Case Study 3: Annotation of Microbial and Tumor Cell Image
Project Overview:
A globally renowned medical testing instrument development company needed to upgrade its detection equipment for early tumor screening. The project required the annotation of nine types of cells, totaling 70,000 images. The client aimed to complete data delivery within two weeks.
Challenges:
The project faced time constraints and required efficient annotation for various cell types, including alignment of lactobacillus and miscellaneous bacteria quantities. Some hyphae were covered by other cells, necessitating annotation.
Results:
Nexdata's AI R&D team developed a cell pre-recognition capability for semi-automatic annotation. By combining intelligent pre-annotation and cross-quality checks by professional personnel, the data collection and annotation was delivered ahead of schedule at a low cost and passed the full acceptance.
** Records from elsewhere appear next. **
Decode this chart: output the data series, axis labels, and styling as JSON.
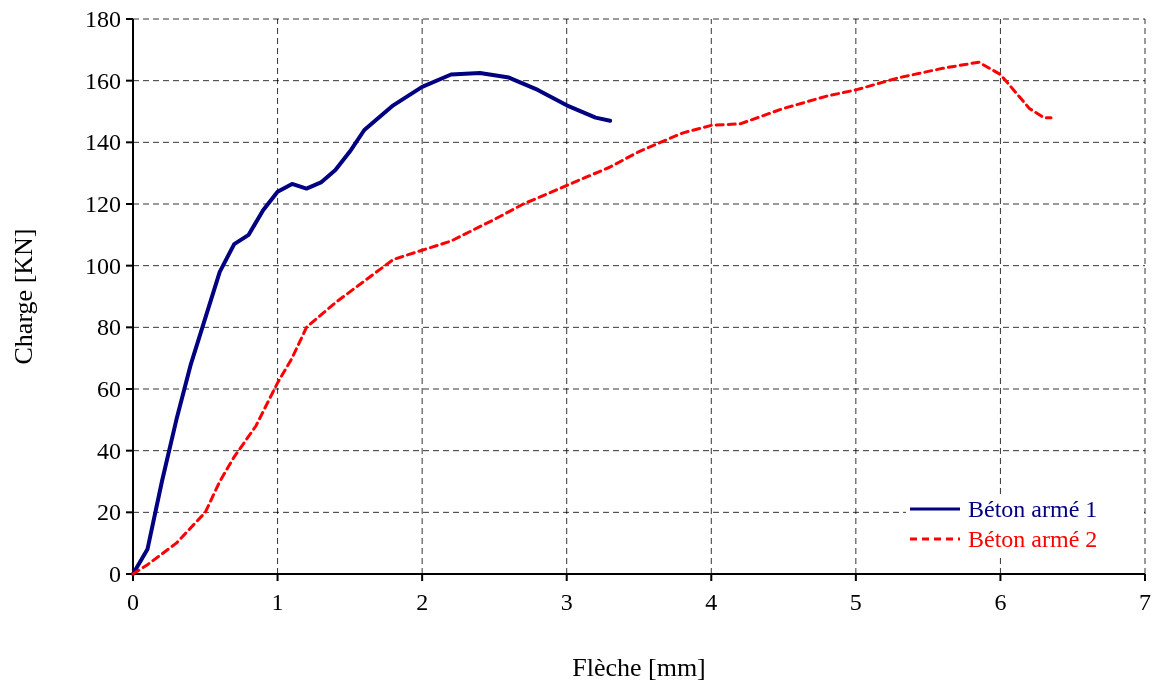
{
  "chart_data": {
    "type": "line",
    "xlabel": "Flèche [mm]",
    "ylabel": "Charge [KN]",
    "xlim": [
      0,
      7
    ],
    "xticks": [
      0,
      1,
      2,
      3,
      4,
      5,
      6,
      7
    ],
    "ylim": [
      0,
      180
    ],
    "yticks": [
      0,
      20,
      40,
      60,
      80,
      100,
      120,
      140,
      160,
      180
    ],
    "grid": true,
    "legend": "bottom right",
    "series": [
      {
        "name": "Béton armé 1",
        "color": "#000080",
        "line_style": "solid",
        "x": [
          0,
          0.1,
          0.2,
          0.3,
          0.4,
          0.5,
          0.6,
          0.7,
          0.8,
          0.9,
          1.0,
          1.1,
          1.2,
          1.3,
          1.4,
          1.5,
          1.6,
          1.8,
          2.0,
          2.2,
          2.4,
          2.6,
          2.8,
          3.0,
          3.2,
          3.3
        ],
        "values": [
          0,
          8,
          30,
          50,
          68,
          83,
          98,
          107,
          110,
          118,
          124,
          126.5,
          125,
          127,
          131,
          137,
          144,
          152,
          158,
          162,
          162.5,
          161,
          157,
          152,
          148,
          147
        ]
      },
      {
        "name": "Béton armé 2",
        "color": "#ff0000",
        "line_style": "dashed",
        "x": [
          0,
          0.1,
          0.3,
          0.5,
          0.6,
          0.7,
          0.85,
          1.0,
          1.1,
          1.2,
          1.4,
          1.6,
          1.8,
          2.0,
          2.2,
          2.5,
          2.7,
          3.0,
          3.3,
          3.5,
          3.8,
          4.0,
          4.2,
          4.5,
          4.8,
          5.0,
          5.3,
          5.6,
          5.85,
          6.0,
          6.2,
          6.3,
          6.35
        ],
        "values": [
          0,
          3,
          10,
          20,
          30,
          38,
          48,
          62,
          70,
          80,
          88,
          95,
          102,
          105,
          108,
          115,
          120,
          126,
          132,
          137,
          143,
          145.5,
          146,
          151,
          155,
          157,
          161,
          164,
          166,
          162,
          151,
          148,
          148
        ]
      }
    ]
  }
}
Case Study 4: Annotation of Medical Scenario Voice
Overview:
With the widespread use of electronic medical records, doctors spend a significant amount of time on record-keeping. A globally large-scale company in the medical field engaged in speech recognition software sought to present accurate intelligent diagnostic voice communication for patients. They required correction annotation for medical voice data.
Challenges:
The provided instances involved patient-expert voice conversations, requiring transcription of consultation dialogues. However, medical consultations often include numerous specialized terms, and existing annotation tools for medical voice pre-recognition were suboptimal.
Results:
Nexdata's self-developed voice pre-recognition achieved efficient and high accuracy automated transcription, significantly reducing costs. Medical domain professionals then performed rapid correction annotation, completing the correction process.
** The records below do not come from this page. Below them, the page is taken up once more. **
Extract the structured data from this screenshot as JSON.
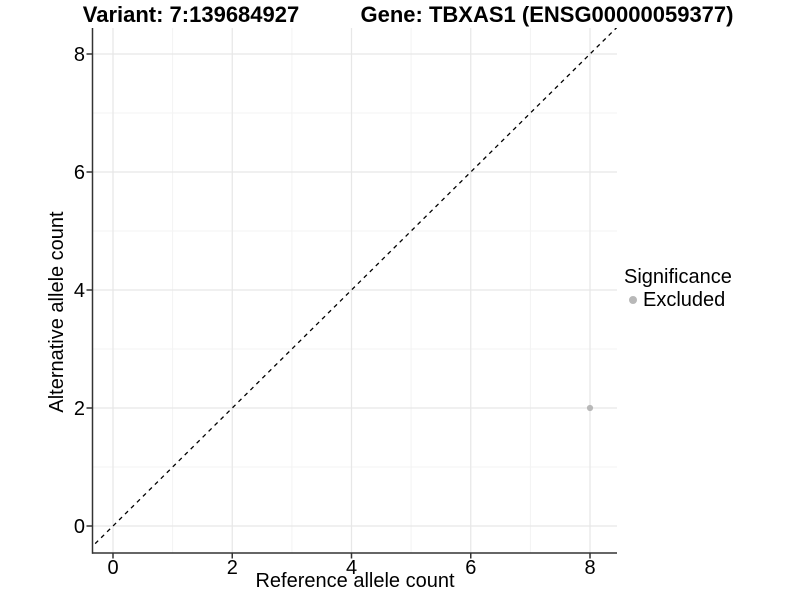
{
  "figure": {
    "background": "#ffffff",
    "title_left": "Variant: 7:139684927",
    "title_right": "Gene: TBXAS1 (ENSG00000059377)"
  },
  "axes": {
    "x": {
      "label": "Reference allele count",
      "ticks": [
        0,
        2,
        4,
        6,
        8
      ]
    },
    "y": {
      "label": "Alternative allele count",
      "ticks": [
        0,
        2,
        4,
        6,
        8
      ]
    }
  },
  "legend": {
    "title": "Significance",
    "items": [
      {
        "label": "Excluded",
        "color": "#b8b8b8"
      }
    ]
  },
  "chart_data": {
    "type": "scatter",
    "title": "Variant: 7:139684927 — Gene: TBXAS1 (ENSG00000059377)",
    "xlabel": "Reference allele count",
    "ylabel": "Alternative allele count",
    "xlim": [
      -0.42,
      8.45
    ],
    "ylim": [
      -0.46,
      8.45
    ],
    "x_ticks": [
      0,
      2,
      4,
      6,
      8
    ],
    "y_ticks": [
      0,
      2,
      4,
      6,
      8
    ],
    "grid": "major and minor gridlines, white panel",
    "legend_position": "right",
    "series": [
      {
        "name": "Excluded",
        "color": "#b8b8b8",
        "points": [
          [
            8,
            2
          ]
        ]
      }
    ],
    "reference_line": {
      "kind": "identity y=x",
      "style": "dashed",
      "color": "#000000"
    }
  },
  "colors": {
    "grid_major": "#e7e7e7",
    "grid_minor": "#f3f3f3",
    "axis_line": "#333333",
    "tick_mark": "#333333",
    "text": "#000000",
    "point": "#b8b8b8"
  }
}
Case Study 5: Private Deployment of Medical Image Annotation Tools
Overview:
Many medical enterprises have stricter regulatory measures for data management and security compared to other industries. A client wished to deploy data annotation services and management tools on their platform, meeting their requirements for multi-type, multi-process, and multi-role management.
Challenges:
AI application in the medical industry is not yet widely prevalent, and mature data processing tools for medical data are scarce. Clients were concerned about data security, privacy, and the reliability and stability of the system.
Results:
After thoroughly understanding the client's needs, Nexdata recommended its self-developed data annotation platform, which can fulfill multi-type ai data annotation services requirements for 2D & 3D medical images, electrophysiology, optical scanning, voice, video, text, and more.
In Conclusion:
As global healthcare enterprises and research institutions leverage advanced AI technology to empower their industries and address core challenges, further accelerating research progress, we believe that, through multidimensional collaboration, AI in healthcare can quickly achieve fusion and innovation in new trends and scenarios. The future will witness more new technologies, products, and applications.
High-quality datasets are the foundation for the success of artificial intelligence. Therefore, all industries need to continue investing in data infrastructure to make sure the accuracy and diversity of data collection. From smart city to precision medicare, from education equality to environment protection, the future potential of AI will binding with data system to provide dynamic for society and economy.